Last week I went in Best Buy with a broken camera and a broken cell phone, and an hour later I walked out with…a broken camera and a broken cell phone. Actually it wasn’t their fault, and it wasn’t merely that three wild and destructive little guys were in tow. Something about contracts and upgrades, and finally “oh fooey, I’ll have to come back.” But since the four of us spent a good sixty minutes in there, I had ample opportunity to consider the banners hanging from the rafters. You, Happier.
Do you think stuff from Best Buy will make you happy? The latest greatest gadgets, and the turbo fastest, blu-ray, bluetooth? Will that make you happier? And by the way, I know there’s not really a blu-ray bluetooth, at least not yet. What I’m saying is that although it might seem silly–gadgets having anything to do with happiness–those banners wouldn’t be there unless some marketing guru and some not so meager focus group agreed the “You, Happier.” campaign works. Major corporations like Best Buy don’t often make New Coke mistakes. New products and marketing strategies aren’t just thrown into the marketplace to see if they stick. Somebody somewhere has analysis that proves just how effective those two little words are.
And maybe it’s not so silly anyway. After all, who doesn’t want to be happier? All of us have a longing in our hearts for more. The rub lies in identifying more of what. And oh how glorious to know what it is not! And it ain’t stuff. I’ve lived among some very well-to-do people–Washington attorneys, lobbyists, and overachieving physicians–the kind of people who have gadgets coming out of their ears. From my experience the relationship between stuff and happiness may actually be inversely correlated. The more stuff you have, the less happy you are. Certainly, it’s not a hard and fast rule. There are some happy people who have lots of things. And I’m not exactly techno-deprived myself. But as much as I use and appreciate my iPod and my cell phone and my laptop, these are mere conveniences. They have nothing to do with my happiness.
My joy is derived from purpose, not possessions. And I believe every person’s purpose is the same: to glorify God, our loving Creator and enjoy Him forever (See Westminster Shorter Catechism). He’s given us different gifts (Romans 12: 6), and so the ways in which we glorify Him are as varied as we are, but what joy, what energy to do whatever it is you and I were created to do. And what futility to pursue possessions as a means to anything more than a pile of stuff.
So, You, Happier.? Not at Best Buy, not apart from God.
The words of Lewis on this issue are hard to beat:
“God designed the human machine to run on Himself. He Himself is the fuel our spirits were designed to burn, or the food our spirits were designed to feed on. There is no other. That is why it is just no good asking God to make us happy in our own way without bothering about religion. God cannot give us a happiness and peace apart from Himself, because it is not there.
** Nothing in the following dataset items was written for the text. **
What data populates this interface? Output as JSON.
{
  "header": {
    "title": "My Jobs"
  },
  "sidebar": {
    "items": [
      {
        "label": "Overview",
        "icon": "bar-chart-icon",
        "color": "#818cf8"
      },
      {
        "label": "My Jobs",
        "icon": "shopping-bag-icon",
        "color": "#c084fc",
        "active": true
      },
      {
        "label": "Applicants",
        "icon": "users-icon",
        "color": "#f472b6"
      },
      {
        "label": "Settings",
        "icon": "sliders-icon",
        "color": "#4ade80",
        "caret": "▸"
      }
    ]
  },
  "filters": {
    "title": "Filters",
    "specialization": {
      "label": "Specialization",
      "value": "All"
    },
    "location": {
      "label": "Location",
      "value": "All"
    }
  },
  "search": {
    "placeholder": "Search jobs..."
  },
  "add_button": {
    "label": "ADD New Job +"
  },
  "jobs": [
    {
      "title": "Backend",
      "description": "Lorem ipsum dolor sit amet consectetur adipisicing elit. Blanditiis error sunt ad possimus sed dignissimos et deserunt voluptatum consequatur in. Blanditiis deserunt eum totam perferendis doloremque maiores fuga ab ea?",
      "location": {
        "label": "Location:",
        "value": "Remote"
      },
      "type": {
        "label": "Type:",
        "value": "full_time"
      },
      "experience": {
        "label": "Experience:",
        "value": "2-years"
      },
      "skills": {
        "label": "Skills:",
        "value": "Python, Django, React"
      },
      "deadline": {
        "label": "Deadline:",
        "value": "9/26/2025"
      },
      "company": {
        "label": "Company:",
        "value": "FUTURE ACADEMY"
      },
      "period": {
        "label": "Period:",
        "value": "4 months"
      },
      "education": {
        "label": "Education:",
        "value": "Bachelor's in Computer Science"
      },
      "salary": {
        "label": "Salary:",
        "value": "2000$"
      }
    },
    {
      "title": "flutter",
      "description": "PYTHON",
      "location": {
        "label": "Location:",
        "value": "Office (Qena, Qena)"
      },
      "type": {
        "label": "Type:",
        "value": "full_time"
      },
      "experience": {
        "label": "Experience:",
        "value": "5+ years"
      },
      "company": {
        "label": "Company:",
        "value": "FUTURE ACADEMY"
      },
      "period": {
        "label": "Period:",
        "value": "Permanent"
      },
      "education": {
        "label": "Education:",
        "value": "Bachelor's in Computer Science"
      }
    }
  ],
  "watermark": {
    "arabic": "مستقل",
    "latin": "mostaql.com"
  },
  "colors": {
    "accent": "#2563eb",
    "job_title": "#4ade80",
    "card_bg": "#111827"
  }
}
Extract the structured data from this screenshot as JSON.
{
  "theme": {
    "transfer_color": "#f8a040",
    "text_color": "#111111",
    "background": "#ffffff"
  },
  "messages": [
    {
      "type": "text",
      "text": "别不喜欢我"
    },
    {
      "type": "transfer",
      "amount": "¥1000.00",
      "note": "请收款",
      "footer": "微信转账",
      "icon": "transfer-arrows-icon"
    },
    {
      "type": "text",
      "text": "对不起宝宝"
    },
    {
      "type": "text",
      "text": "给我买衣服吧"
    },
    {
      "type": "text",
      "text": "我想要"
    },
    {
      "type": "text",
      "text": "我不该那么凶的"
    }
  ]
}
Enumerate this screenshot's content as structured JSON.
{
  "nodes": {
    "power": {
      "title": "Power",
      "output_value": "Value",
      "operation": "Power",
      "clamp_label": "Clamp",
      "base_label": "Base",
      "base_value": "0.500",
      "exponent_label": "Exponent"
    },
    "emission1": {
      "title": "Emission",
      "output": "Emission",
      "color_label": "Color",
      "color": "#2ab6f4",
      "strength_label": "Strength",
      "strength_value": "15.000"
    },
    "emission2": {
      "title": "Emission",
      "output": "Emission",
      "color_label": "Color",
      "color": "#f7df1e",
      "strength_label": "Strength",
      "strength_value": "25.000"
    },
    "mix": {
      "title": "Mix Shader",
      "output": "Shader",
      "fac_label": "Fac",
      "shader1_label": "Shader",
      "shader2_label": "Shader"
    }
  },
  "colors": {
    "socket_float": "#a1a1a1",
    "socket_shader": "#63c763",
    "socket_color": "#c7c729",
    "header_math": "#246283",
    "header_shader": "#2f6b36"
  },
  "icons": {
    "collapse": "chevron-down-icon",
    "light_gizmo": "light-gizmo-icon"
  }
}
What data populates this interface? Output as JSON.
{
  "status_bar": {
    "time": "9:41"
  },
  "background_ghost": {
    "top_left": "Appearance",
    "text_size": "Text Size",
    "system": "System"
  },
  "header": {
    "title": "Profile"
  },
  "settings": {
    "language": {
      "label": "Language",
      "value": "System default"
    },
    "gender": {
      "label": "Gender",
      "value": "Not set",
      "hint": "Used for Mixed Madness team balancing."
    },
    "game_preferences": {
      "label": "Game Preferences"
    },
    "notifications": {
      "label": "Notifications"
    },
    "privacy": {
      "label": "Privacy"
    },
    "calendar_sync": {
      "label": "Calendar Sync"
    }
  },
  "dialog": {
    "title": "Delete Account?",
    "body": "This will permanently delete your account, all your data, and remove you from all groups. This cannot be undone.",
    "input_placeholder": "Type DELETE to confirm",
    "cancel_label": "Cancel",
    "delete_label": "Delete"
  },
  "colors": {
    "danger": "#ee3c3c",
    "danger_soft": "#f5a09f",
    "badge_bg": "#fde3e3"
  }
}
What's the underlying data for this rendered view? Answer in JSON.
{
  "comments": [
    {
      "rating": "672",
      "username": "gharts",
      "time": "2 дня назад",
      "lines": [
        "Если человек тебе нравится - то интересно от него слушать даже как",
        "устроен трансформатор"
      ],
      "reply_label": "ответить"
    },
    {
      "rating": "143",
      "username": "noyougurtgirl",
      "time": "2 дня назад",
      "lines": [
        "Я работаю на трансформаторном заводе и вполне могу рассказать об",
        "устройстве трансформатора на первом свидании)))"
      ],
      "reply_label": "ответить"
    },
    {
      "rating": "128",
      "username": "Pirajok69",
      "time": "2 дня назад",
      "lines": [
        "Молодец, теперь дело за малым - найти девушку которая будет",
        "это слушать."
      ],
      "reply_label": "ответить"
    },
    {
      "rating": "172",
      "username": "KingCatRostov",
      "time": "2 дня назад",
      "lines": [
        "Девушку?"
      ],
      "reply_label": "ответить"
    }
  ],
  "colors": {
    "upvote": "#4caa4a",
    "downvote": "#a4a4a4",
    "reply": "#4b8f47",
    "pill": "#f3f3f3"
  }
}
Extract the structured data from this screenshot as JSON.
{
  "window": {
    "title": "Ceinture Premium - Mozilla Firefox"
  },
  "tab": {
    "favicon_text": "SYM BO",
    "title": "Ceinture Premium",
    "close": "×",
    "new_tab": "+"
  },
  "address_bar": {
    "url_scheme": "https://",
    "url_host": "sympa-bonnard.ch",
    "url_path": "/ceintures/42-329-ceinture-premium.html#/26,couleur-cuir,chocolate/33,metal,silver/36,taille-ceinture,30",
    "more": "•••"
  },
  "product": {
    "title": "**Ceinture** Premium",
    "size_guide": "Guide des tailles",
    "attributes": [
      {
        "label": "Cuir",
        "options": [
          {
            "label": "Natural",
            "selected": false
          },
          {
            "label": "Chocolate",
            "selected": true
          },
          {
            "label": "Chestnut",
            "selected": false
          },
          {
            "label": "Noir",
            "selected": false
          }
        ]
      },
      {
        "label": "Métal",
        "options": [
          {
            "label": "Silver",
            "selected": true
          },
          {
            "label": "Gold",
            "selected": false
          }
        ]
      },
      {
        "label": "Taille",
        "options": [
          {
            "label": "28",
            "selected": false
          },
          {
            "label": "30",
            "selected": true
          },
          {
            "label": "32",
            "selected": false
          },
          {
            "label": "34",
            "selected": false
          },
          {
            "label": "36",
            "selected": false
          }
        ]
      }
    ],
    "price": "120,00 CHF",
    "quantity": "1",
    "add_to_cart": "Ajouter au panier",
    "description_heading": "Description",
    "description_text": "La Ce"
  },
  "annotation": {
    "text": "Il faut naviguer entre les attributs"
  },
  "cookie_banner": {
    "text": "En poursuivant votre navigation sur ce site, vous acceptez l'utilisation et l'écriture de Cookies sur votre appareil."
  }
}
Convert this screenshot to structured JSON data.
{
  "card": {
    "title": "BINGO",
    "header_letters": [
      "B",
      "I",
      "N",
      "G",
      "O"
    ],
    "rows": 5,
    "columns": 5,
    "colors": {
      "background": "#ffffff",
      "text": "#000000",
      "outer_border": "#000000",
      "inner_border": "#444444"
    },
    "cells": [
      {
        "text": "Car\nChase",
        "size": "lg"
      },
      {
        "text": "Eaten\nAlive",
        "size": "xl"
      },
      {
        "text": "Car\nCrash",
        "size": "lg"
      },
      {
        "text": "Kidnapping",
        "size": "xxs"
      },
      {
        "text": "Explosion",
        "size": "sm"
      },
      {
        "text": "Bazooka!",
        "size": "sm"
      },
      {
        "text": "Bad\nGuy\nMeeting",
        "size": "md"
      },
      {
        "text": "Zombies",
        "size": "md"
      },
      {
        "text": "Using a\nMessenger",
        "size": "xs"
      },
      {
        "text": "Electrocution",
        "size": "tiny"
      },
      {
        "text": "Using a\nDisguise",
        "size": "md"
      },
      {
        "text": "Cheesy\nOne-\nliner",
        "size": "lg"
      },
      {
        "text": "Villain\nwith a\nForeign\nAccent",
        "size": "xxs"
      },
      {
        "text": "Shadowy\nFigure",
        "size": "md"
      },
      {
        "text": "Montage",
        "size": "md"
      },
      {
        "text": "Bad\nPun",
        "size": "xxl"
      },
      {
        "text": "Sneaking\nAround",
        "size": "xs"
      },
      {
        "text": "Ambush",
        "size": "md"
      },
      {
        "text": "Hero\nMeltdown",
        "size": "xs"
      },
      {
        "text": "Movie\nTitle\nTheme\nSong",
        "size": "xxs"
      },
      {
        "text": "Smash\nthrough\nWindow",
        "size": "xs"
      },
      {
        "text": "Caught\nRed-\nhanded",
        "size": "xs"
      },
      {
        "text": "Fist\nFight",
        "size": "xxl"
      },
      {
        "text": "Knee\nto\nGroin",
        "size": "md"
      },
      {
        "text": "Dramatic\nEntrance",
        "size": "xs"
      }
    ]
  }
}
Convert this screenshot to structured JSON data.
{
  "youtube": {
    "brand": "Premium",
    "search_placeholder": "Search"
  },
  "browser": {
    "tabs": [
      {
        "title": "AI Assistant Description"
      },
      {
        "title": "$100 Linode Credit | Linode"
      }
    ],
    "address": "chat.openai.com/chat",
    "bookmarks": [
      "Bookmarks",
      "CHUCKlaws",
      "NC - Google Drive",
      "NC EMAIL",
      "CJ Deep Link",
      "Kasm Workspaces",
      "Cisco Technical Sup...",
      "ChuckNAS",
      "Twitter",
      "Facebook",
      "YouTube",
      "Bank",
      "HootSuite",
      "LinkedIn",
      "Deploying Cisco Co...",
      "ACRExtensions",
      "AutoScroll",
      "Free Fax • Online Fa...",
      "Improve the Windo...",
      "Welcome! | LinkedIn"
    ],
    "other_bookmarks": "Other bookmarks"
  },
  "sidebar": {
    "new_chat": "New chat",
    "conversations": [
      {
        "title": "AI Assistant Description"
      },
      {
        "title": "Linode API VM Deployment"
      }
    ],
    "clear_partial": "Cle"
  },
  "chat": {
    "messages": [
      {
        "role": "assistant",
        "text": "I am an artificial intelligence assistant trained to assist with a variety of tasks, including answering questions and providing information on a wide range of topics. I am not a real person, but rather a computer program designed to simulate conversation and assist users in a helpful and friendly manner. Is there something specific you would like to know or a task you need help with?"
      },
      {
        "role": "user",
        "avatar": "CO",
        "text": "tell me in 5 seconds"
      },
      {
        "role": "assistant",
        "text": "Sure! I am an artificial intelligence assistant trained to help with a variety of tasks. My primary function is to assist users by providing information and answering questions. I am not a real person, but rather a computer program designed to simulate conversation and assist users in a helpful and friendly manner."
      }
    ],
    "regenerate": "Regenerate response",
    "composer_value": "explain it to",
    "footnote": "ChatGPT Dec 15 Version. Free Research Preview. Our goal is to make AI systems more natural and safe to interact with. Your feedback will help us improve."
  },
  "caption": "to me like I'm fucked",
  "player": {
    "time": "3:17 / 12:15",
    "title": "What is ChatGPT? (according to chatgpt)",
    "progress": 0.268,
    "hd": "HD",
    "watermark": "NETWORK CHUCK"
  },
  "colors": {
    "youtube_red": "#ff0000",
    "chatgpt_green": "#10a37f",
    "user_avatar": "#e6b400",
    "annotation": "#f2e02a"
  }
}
There is no such thing.” (Mere Christianity)
Or perhaps even better:
“We are half-hearted creatures, fooling about with drink and sex and ambition when infinite joy is offered us, like an ignorant child who wants to go on making mud pies in a slum because he cannot imagine what is meant by the offer of a holiday at the sea. We are far too easily pleased.” (The Weight of Glory)
Amen. Let us aim beyond best buys and mud pies!